The 1996 MS clinical course descriptors – relapsing-remitting, secondary progressive and primary progressive – long shaped diagnosis, communication, regulatory approvals and treatment decisions. ² The 2013 revisions ³ introduced radiologically isolated and clinically isolated syndromes, as well as a classification of disease type into active or non-active categories, to better align with emerging biological insights and a shift towards biomarker-informed classifications. The 2024 revised McDonald criteria ⁴ herald another new era. The need for dissemination in time is removed, and there is increased emphasis on biomarkers and lesion topography. People may now receive a diagnosis earlier in the disease continuum, blurring the line between ‘disease onset’ and ‘disease course’. Adding to our growing understanding of progression independent of relapse activity (PIRA) and relapse-associated worsening (RAW), ⁵ it’ is clear that the traditional boundaries between RRMS, SPMS and PPMS are dissolving.

These changes intensify the argument that words matter deeply for pLwMS. Course labels shape patient understanding, influence self-perception and can obscure or invalidate lived experience. Someone told their MS is ‘stable’ on MRI may still feel themselves declining – fatigue, cognitive symptoms, subtle gait changes – yet receive no acknowledgement of these symptoms. Similarly, the label ‘secondary progressive’ may come as a shock to someone who never experienced obvious relapses. Such language can foster confusion and fear, especially when pLwMS seek answers from outdated social media or websites.

Although the opposing author states that labels ‘no longer matter’ to them, what they articulate is not indifference, but rather frustration with oversimplification. Their RRMS label feels increasingly irrelevant, failing to capture the gradual, symptom-driven evolution of their MS. Concepts like PIRA better reflect the underlying biology of their disease course. Yet, these terms remain outside everyday clinical communication. Their experience – stable imaging but accumulating invisible symptoms – mirrors that of the proponent author.

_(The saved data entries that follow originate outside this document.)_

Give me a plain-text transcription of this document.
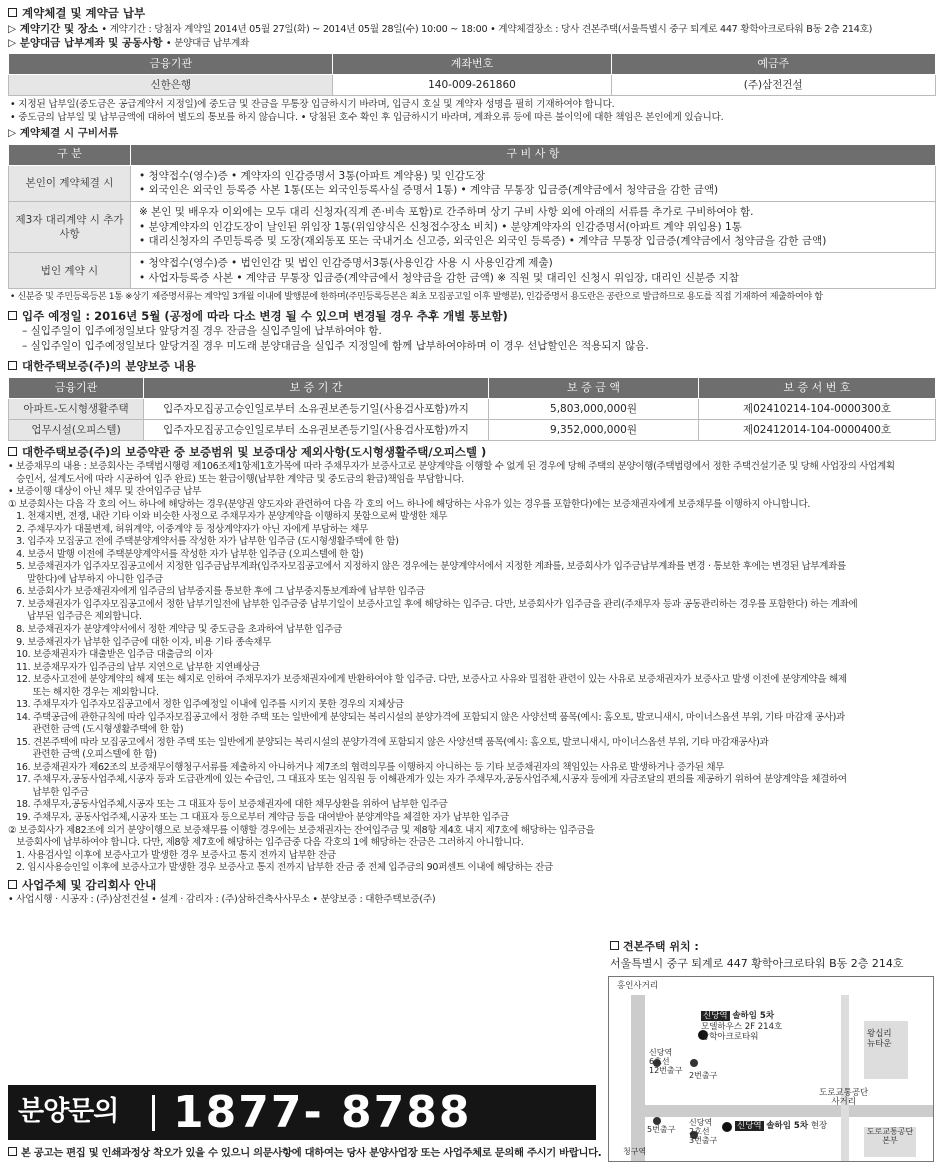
계약체결 및 계약금 납부
▷ 계약기간 및 장소 • 계약기간 : 당첨자 계약일 2014년 05월 27일(화) ~ 2014년 05월 28일(수) 10:00 ~ 18:00 • 계약체결장소 : 당사 견본주택(서울특별시 중구 퇴계로 447 황학아크로타워 B동 2층 214호)
▷ 분양대금 납부계좌 및 공동사항 • 분양대금 납부계좌
금융기관	계좌번호	예금주
신한은행	140-009-261860	(주)삼전건설
• 지정된 납부일(중도금은 공급계약서 지정일)에 중도금 및 잔금을 무통장 입금하시기 바라며, 입금시 호실 및 계약자 성명을 필히 기재하여야 합니다.
• 중도금의 납부일 및 납부금액에 대하여 별도의 통보를 하지 않습니다. • 당첨된 호수 확인 후 입금하시기 바라며, 계좌오류 등에 따른 불이익에 대한 책임은 본인에게 있습니다.
▷ 계약체결 시 구비서류
구 분	구 비 사 항
본인이 계약체결 시	• 청약접수(영수)증 • 계약자의 인감증명서 3통(아파트 계약용) 및 인감도장
• 외국인은 외국인 등록증 사본 1통(또는 외국인등록사실 증명서 1통) • 계약금 무통장 입금증(계약금에서 청약금을 감한 금액)

제3자 대리계약 시 추가사항	※ 본인 및 배우자 이외에는 모두 대리 신청자(직계 존·비속 포함)로 간주하며 상기 구비 사항 외에 아래의 서류를 추가로 구비하여야 함.
• 분양계약자의 인감도장이 날인된 위임장 1통(위임양식은 신청접수장소 비치) • 분양계약자의 인감증명서(아파트 계약 위임용) 1통
• 대리신청자의 주민등록증 및 도장(재외동포 또는 국내거소 신고증, 외국인은 외국인 등록증) • 계약금 무통장 입금증(계약금에서 청약금을 감한 금액)

법인 계약 시	• 청약접수(영수)증 • 법인인감 및 법인 인감증명서3통(사용인감 사용 시 사용인감계 제출)
• 사업자등록증 사본 • 계약금 무통장 입금증(계약금에서 청약금을 감한 금액) ※ 직원 및 대리인 신청시 위임장, 대리인 신분증 지참
• 신분증 및 주민등록등본 1통 ※상기 제증명서류는 계약일 3개월 이내에 발행분에 한하며(주민등록등본은 최초 모집공고일 이후 발행분), 인감증명서 용도란은 공란으로 발급하므로 용도를 직접 기재하여 제출하여야 함
입주 예정일 : 2016년 5월 (공정에 따라 다소 변경 될 수 있으며 변경될 경우 추후 개별 통보함)
– 실입주일이 입주예정일보다 앞당겨질 경우 잔금을 실입주일에 납부하여야 함.
– 실입주일이 입주예정일보다 앞당겨질 경우 미도래 분양대금을 실입주 지정일에 함께 납부하여야하며 이 경우 선납할인은 적용되지 않음.
대한주택보증(주)의 분양보증 내용
금융기관	보 증 기 간	보 증 금 액	보 증 서 번 호
아파트-도시형생활주택	입주자모집공고승인일로부터 소유권보존등기일(사용검사포함)까지	5,803,000,000원	제02410214-104-0000300호
업무시설(오피스텔)	입주자모집공고승인일로부터 소유권보존등기일(사용검사포함)까지	9,352,000,000원	제02412014-104-0000400호
대한주택보증(주)의 보증약관 중 보증범위 및 보증대상 제외사항(도시형생활주택/오피스텔 )
• 보증채무의 내용 : 보증회사는 주택법시행령 제106조제1항제1호가목에 따라 주채무자가 보증사고로 분양계약을 이행할 수 없게 된 경우에 당해 주택의 분양이행(주택법령에서 정한 주택건설기준 및 당해 사업장의 사업계획
승인서, 설계도서에 따라 시공하여 입주 완료) 또는 환급이행(납부한 계약금 및 중도금의 환급)책임을 부담합니다.
• 보증이행 대상이 아닌 채무 및 잔여입주금 납부
① 보증회사는 다음 각 호의 어느 하나에 해당하는 경우(분양권 양도자와 관련하여 다음 각 호의 어느 하나에 해당하는 사유가 있는 경우를 포함한다)에는 보증채권자에게 보증채무를 이행하지 아니합니다.
1. 천재지변, 전쟁, 내란 기타 이와 비슷한 사정으로 주채무자가 분양계약을 이행하지 못함으로써 발생한 채무
2. 주채무자가 대물변제, 허위계약, 이중계약 등 정상계약자가 아닌 자에게 부담하는 채무
3. 입주자 모집공고 전에 주택분양계약서를 작성한 자가 납부한 입주금 (도시형생활주택에 한 함)
4. 보증서 발행 이전에 주택분양계약서를 작성한 자가 납부한 입주금 (오피스텔에 한 함)
5. 보증채권자가 입주자모집공고에서 지정한 입주금납부계좌(입주자모집공고에서 지정하지 않은 경우에는 분양계약서에서 지정한 계좌를, 보증회사가 입주금납부계좌를 변경 · 통보한 후에는 변경된 납부계좌를
말한다)에 납부하지 아니한 입주금
6. 보증회사가 보증채권자에게 입주금의 납부중지를 통보한 후에 그 납부중지통보계좌에 납부한 입주금
7. 보증채권자가 입주자모집공고에서 정한 납부기일전에 납부한 입주금중 납부기일이 보증사고일 후에 해당하는 입주금. 다만, 보증회사가 입주금을 관리(주채무자 등과 공동관리하는 경우를 포함한다) 하는 계좌에
납부된 입주금은 제외합니다.
8. 보증채권자가 분양계약서에서 정한 계약금 및 중도금을 초과하여 납부한 입주금
9. 보증채권자가 납부한 입주금에 대한 이자, 비용 기타 종속채무
10. 보증채권자가 대출받은 입주금 대출금의 이자
11. 보증채무자가 입주금의 납부 지연으로 납부한 지연배상금
12. 보증사고전에 분양계약의 해제 또는 해지로 인하여 주채무자가 보증채권자에게 반환하여야 할 입주금. 다만, 보증사고 사유와 밀접한 관련이 있는 사유로 보증채권자가 보증사고 발생 이전에 분양계약을 해제
또는 해지한 경우는 제외합니다.
13. 주채무자가 입주자모집공고에서 정한 입주예정일 이내에 입주를 시키지 못한 경우의 지체상금
14. 주택공급에 관한규칙에 따라 입주자모집공고에서 정한 주택 또는 일반에게 분양되는 복리시설의 분양가격에 포함되지 않은 사양선택 품목(예시: 홈오토, 발코니새시, 마이너스옵션 부위, 기타 마감재 공사)과
관련한 금액 (도시형생활주택에 한 함)
15. 견본주택에 따라 모집공고에서 정한 주택 또는 일반에게 분양되는 복리시설의 분양가격에 포함되지 않은 사양선택 품목(예시: 홈오토, 발코니새시, 마이너스옵션 부위, 기타 마감재공사)과
관련한 금액 (오피스텔에 한 함)
16. 보증채권자가 제62조의 보증채무이행청구서류를 제출하지 아니하거나 제7조의 협력의무를 이행하지 아니하는 등 기타 보증채권자의 책임있는 사유로 발생하거나 증가된 채무
17. 주채무자,공동사업주체,시공자 등과 도급관계에 있는 수급인, 그 대표자 또는 임직원 등 이해관계가 있는 자가 주채무자,공동사업주체,시공자 등에게 자금조달의 편의를 제공하기 위하여 분양계약을 체결하여
납부한 입주금
18. 주채무자,공동사업주체,시공자 또는 그 대표자 등이 보증채권자에 대한 채무상환을 위하여 납부한 입주금
19. 주채무자, 공동사업주체,시공자 또는 그 대표자 등으로부터 계약금 등을 대여받아 분양계약을 체결한 자가 납부한 입주금
② 보증회사가 제82조에 의거 분양이행으로 보증채무를 이행할 경우에는 보증채권자는 잔여입주금 및 제8항 제4호 내지 제7호에 해당하는 입주금을
보증회사에 납부하여야 합니다. 다만, 제8항 제7호에 해당하는 입주금중 다음 각호의 1에 해당하는 잔금은 그러하지 아니합니다.
1. 사용검사일 이후에 보증사고가 발생한 경우 보증사고 통지 전까지 납부한 잔금
2. 임시사용승인일 이후에 보증사고가 발생한 경우 보증사고 통지 전까지 납부한 잔금 중 전체 입주금의 90퍼센트 이내에 해당하는 잔금
사업주체 및 감리회사 안내
• 사업시행 · 시공자 : (주)삼전건설 • 설계 · 감리자 : (주)삼하건축사사무소 • 분양보증 : 대한주택보증(주)
분양문의	1877- 8788
본 공고는 편집 및 인쇄과정상 착오가 있을 수 있으니 의문사항에 대하여는 당사 분양사업장 또는 사업주체로 문의해 주시기 바랍니다.
견본주택 위치 :
서울특별시 중구 퇴계로 447 황학아크로타워 B동 2층 214호
홍인사거리
신당역
6호선
12번출구
2번출구
신당역 솔하임 5차
모델하우스 2F 214호
황학아크로타워	왕십리
뉴타운
도로교통공단
사거리
5번출구
신당역
2호선
3번출구
신당역 솔하임 5차 현장
도로교통공단
본부
청구역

What both voices are calling for – either explicitly or implicitly – is a new vocabulary. One that reflects what we now know: that MS is not a triptych of fixed phases but a continuum of overlapping processes – relapse biology, neurodegeneration, repair, inflammation and ageing. They advocate for mechanism-based, patient-informed frameworks that incorporate functional impact, biomarkers and modifiers like age and comorbidities.

In short, MS course descriptors do matter – but not in their current form. If they are to guide care and communication, they must evolve. A more precise, personalised and biologically grounded approach would empower pLwMS to better understand where they are now – and what may lie ahead.